“Our kids don’t have the kind of fun we had,” I’ve lamented
many a time. “The things we did would have made my mother’s skin crawl.”
Of course, that’s why my mother still has her skin. She
never knew.
Parties in unsuspecting parent’s houses, nighttime nature
walks in Morris Arboretum and road trips disguised as job interviews aside, I cringe
at some of the lesser, though so much more dangerous choices I made along the
way to adulthood.
I was somewhat of a chicken but I happened to be best
friends with Margaret, the boldest girl on Woods Road. To keep in her good
graces I regularly pretended to be braver than I really was. I was really,
really good at egging her on and really good at making her think I was all in
when all I really wanted was out.
A mile or so from our house was a big rock quarry that we
found fascinating for no other reason than it existed. We could cut through our
back yards, through Custis Woods and come out on the graveled shoulder of Willow
Grove Avenue. We’d trek down a few hundred yards and there, across from the
back door of Chick Orlando’s Tavern which we were years from entering, was the big,
deep quarry looming ahead.
Back in the 60s and early 70s, safety was something to be
scoffed at, not sued over. I don’t recall seeing one, but I’m sure there was a
fence around the quarry.
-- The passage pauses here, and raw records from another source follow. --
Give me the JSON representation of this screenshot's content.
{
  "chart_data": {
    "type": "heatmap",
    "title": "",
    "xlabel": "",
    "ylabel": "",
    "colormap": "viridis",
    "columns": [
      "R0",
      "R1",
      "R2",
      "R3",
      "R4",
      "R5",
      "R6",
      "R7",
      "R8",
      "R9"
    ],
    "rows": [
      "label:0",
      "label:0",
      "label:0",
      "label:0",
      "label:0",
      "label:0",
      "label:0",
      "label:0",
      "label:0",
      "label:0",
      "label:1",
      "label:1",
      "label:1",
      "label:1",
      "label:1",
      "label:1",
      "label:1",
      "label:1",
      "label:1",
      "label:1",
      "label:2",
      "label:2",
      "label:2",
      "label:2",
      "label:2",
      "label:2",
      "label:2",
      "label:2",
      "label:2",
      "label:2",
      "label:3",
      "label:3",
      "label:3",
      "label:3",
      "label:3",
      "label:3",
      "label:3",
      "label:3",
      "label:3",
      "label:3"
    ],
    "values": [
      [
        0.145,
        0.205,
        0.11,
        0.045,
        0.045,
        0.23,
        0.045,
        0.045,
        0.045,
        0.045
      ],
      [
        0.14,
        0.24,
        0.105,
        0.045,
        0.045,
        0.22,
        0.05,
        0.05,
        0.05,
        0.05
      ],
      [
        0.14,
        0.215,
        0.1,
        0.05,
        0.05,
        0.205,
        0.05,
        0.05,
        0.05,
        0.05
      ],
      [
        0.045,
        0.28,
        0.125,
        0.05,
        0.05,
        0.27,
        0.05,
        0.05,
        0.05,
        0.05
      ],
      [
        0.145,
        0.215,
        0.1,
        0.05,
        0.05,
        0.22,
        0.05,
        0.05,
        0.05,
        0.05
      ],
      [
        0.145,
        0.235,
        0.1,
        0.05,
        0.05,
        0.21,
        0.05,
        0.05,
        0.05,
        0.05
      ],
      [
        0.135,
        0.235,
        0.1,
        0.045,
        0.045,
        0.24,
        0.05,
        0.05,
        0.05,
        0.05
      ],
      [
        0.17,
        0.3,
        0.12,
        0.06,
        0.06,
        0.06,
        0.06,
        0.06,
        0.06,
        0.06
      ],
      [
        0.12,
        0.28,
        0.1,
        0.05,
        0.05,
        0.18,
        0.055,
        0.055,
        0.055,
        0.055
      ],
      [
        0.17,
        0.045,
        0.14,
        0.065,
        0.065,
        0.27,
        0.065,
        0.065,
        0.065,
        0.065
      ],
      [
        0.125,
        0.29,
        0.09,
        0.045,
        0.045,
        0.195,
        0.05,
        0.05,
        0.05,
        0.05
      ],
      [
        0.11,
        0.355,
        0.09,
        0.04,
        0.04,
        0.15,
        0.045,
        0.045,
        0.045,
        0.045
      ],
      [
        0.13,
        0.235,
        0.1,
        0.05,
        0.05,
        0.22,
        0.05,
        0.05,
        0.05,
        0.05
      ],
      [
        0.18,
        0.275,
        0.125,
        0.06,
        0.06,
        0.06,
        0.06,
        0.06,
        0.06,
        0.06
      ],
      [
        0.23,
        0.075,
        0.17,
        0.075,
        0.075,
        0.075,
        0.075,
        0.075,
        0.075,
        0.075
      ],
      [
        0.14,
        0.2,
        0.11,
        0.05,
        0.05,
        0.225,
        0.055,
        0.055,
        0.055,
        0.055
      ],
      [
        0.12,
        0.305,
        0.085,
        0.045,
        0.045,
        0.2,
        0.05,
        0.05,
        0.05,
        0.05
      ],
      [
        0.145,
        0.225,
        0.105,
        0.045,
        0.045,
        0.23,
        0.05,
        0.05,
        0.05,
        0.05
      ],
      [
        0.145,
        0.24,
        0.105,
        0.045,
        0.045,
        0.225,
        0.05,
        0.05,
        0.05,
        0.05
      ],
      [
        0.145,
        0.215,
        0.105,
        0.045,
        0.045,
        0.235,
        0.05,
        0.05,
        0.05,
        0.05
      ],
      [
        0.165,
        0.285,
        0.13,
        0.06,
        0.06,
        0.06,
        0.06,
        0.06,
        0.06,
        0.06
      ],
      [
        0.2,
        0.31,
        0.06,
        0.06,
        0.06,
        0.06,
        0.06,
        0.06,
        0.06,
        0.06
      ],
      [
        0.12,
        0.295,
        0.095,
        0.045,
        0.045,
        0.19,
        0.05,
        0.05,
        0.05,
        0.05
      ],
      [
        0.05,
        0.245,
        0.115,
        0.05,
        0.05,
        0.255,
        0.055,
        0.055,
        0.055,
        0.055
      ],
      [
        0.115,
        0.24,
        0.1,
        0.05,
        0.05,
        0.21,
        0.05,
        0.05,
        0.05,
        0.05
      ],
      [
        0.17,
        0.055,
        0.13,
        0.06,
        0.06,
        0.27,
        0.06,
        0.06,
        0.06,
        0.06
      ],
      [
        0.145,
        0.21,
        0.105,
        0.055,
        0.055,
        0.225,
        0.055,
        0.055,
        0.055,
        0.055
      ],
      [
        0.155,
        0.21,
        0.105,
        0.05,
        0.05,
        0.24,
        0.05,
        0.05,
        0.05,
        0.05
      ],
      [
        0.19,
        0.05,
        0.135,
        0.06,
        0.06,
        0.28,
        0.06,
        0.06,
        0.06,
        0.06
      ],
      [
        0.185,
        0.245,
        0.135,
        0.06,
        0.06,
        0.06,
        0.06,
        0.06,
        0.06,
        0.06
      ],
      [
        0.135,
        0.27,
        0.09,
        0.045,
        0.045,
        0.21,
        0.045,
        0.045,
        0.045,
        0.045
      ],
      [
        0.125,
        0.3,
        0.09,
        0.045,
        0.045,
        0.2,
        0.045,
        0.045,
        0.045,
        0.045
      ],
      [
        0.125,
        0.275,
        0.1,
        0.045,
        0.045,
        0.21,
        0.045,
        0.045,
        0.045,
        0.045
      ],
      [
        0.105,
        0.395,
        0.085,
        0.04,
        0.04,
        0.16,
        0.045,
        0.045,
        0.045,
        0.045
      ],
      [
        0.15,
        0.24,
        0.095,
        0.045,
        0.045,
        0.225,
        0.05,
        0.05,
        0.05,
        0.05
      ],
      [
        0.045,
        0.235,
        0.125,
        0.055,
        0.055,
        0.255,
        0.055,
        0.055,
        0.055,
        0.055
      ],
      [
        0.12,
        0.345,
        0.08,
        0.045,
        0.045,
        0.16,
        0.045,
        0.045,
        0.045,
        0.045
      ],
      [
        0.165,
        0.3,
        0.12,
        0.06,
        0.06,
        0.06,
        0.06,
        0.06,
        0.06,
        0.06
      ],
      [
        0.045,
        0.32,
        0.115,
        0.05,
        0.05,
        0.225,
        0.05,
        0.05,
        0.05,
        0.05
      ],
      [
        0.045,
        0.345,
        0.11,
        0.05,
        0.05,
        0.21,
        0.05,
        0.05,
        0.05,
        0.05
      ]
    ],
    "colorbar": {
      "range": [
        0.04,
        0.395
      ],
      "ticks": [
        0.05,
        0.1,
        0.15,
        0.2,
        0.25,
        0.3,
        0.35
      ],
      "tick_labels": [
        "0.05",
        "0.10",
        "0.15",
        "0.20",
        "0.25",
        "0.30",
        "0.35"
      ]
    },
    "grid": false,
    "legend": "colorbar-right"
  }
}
We may have climbed it, but I suspect we walked right
through an open gate. The quarry was deep. Really, really deep. It was lined
with jagged, multi-colored rocks and way, way down were men working, with or without
safety helmets, drilling away and sending dust clouds up to the rim on which we
stood.
“Let’s trick them,” Margaret suggested. “Watch this.”
I played along, as I always did, pretending I thought it was
a good idea for her to take a step down into the quarry.
“Now scream!” she told me.
“No!” I bellowed obediently. “Don’t do it!”
Margaret started laughing as the workers on the other side
of the quarry raised their heads and looked over.
“Get out of there!” they yelled, flailing their arms. “You
crazy?”
Because of course, in those days, there was no such thing as
political correctness and it would never occur to the men that perhaps we were.
So, Margaret stepped back out of the quarry and the workmen
turned and went back to their jobs, shaking their heads muttering, “Kids these
days!”
I was done with our fun but Margaret wasn’t.
She did it again.
“No! Stop!” I yelled
again, this time kind of meaning it. “Don’t JUMP!”
And so began a cat-and-mouse game. The workers looked up and
Margaret stepped out. The workers went back to their work and Margaret took
another step down. And I played my role well, screaming with horror at the
impending doom of my partner in crime.
Until it all came to a screeching halt when a worker snuck
up behind us, shaking a stick, feet from our faces. Because of course, in those
days, he could actually hit us with a stick without going to jail. But he didn’t.
He just yelled.
“Get out of here! This isn’t a playground!”
The agility of adolescence allowed us to slither past the
red-faced workman and out the presumably open gate of the quarry. We ran as
fast as we could, hearts pounding, not for fear of what the man might do to us,
but because of the words he screamed the loudest.
“I’m going to tell your mothers!”
It didn’t occur to us that he had no idea who we were, where
we lived or that our mothers would even care. But the mere threat of a parent
finding out was enough to keep us out of the quarry for the rest of our lives.
My mother, who turned 90 years-old last month, winces when
we tell her these stories so many decades later. She swears she had absolutely
no idea that we were smoking cigarettes in the family station wagon, forging
her signature to get out of biology class and hiding cans of crab meat so she couldn’t
make that disgusting casserole for family dinner. She believes that we got
through our lives unscathed and unscarred.
And I guess to some degree, we have.
I just wonder what kind of stories I’ll hear when my kids
think I’m old enough to be able to handle them.
The picture on the top so much like my house and the neighborhood where I grew up. Did we all look the same back then? And btw, what is that girl on the far right wearing! (You look the same!). Love this post.